Professor of Public Affairs and Professor of Fine Arts (College of Fine Arts)

Francie Ostrower is a professor in the LBJ School of Public Affairs and College of Fine Arts, director of the Portfolio Program in Arts and Cultural Management and Entrepreneurship jointly sponsored by the College of Fine Arts and the LBJ School, and a senior fellow in the RGK Center for Philanthropy and Community Service. She is principal investigator of the Building Audiences for Sustainability Initiative: Research and Evaluation, a six-year study of audience-building activities by performing arts organizations commissioned and funded by The Wallace Foundation through grants totaling $4.3 million.

Prior to joining The University of Texas at Austin in 2008, Dr. Ostrower was senior research associate at the Urban Institute and prior to that a sociology faculty member at Harvard University. She has been a visiting professor at IAE de Paris/Sorbonne Graduate Business School and is an Urban Institute-affiliated scholar. She has authored numerous publications on philanthropy, nonprofit governance, and arts and cultural participation that have received awards from the Association for Research on Nonprofit and Voluntary Action (ARNOVA) and Independent Sector. Her research has been supported by grants from the National Endowment for the Arts and the Aspen Institute, among others. Recent professional activities include serving as a board member and president of ARNOVA and on the Nonprofit and Voluntary Sector Quarterly board, and the academic advisory committee of Stanford Social Innovation Review.

Edwin Dorn

Professor of Public Affairs

Edwin Dorn teaches defense policy and courses about the relationship between race and immigration policy. He was dean of the LBJ School of Public Affairs from 1997 to 2005. Prior to that, Dr. Dorn spent 20 years in Washington, DC, where he worked on civil rights and education policy in the Carter administration and served as undersecretary of defense (Personnel & Readiness) in the Clinton administration. During the 1980s, he was affiliated with two Washington think tanks: the Joint Center for Political Studies and the Brookings Institution.
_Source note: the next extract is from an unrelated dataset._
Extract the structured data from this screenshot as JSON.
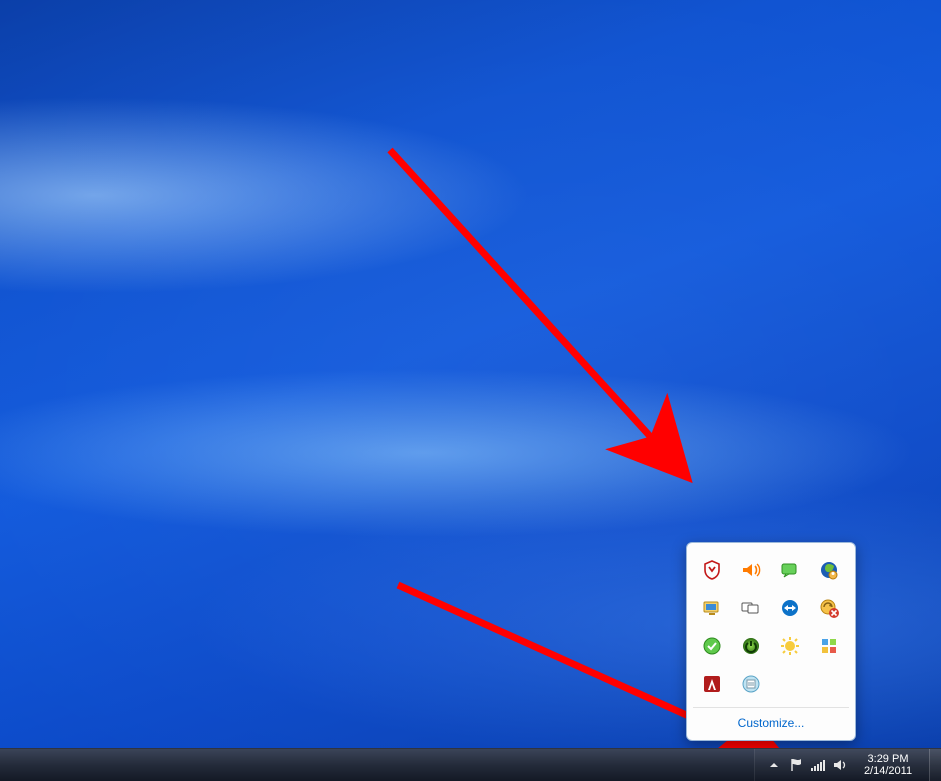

A native Texan, Dr. Dorn graduated from The University of Texas at Austin (Phi Beta Kappa). After serving as an officer in the U.S. Army, he completed his Ph.D. at Yale University. His major publications include Rules and Racial Equality (Yale University Press) and Who Defends America? which he edited (Joint Center for Political Studies Press). He was an adviser to the PBS documentary "Eyes on the Prize: America’s Civil Rights Years." Dr. Dorn is chairman of the board of the Kettering Foundation and serves on the boards of the Institute for Defense Analyses and the Seton Family of Hospitals. He also participates in the Dartmouth Conferences, an ongoing series of "back channel" meetings between prominent citizens of the United States and Russia.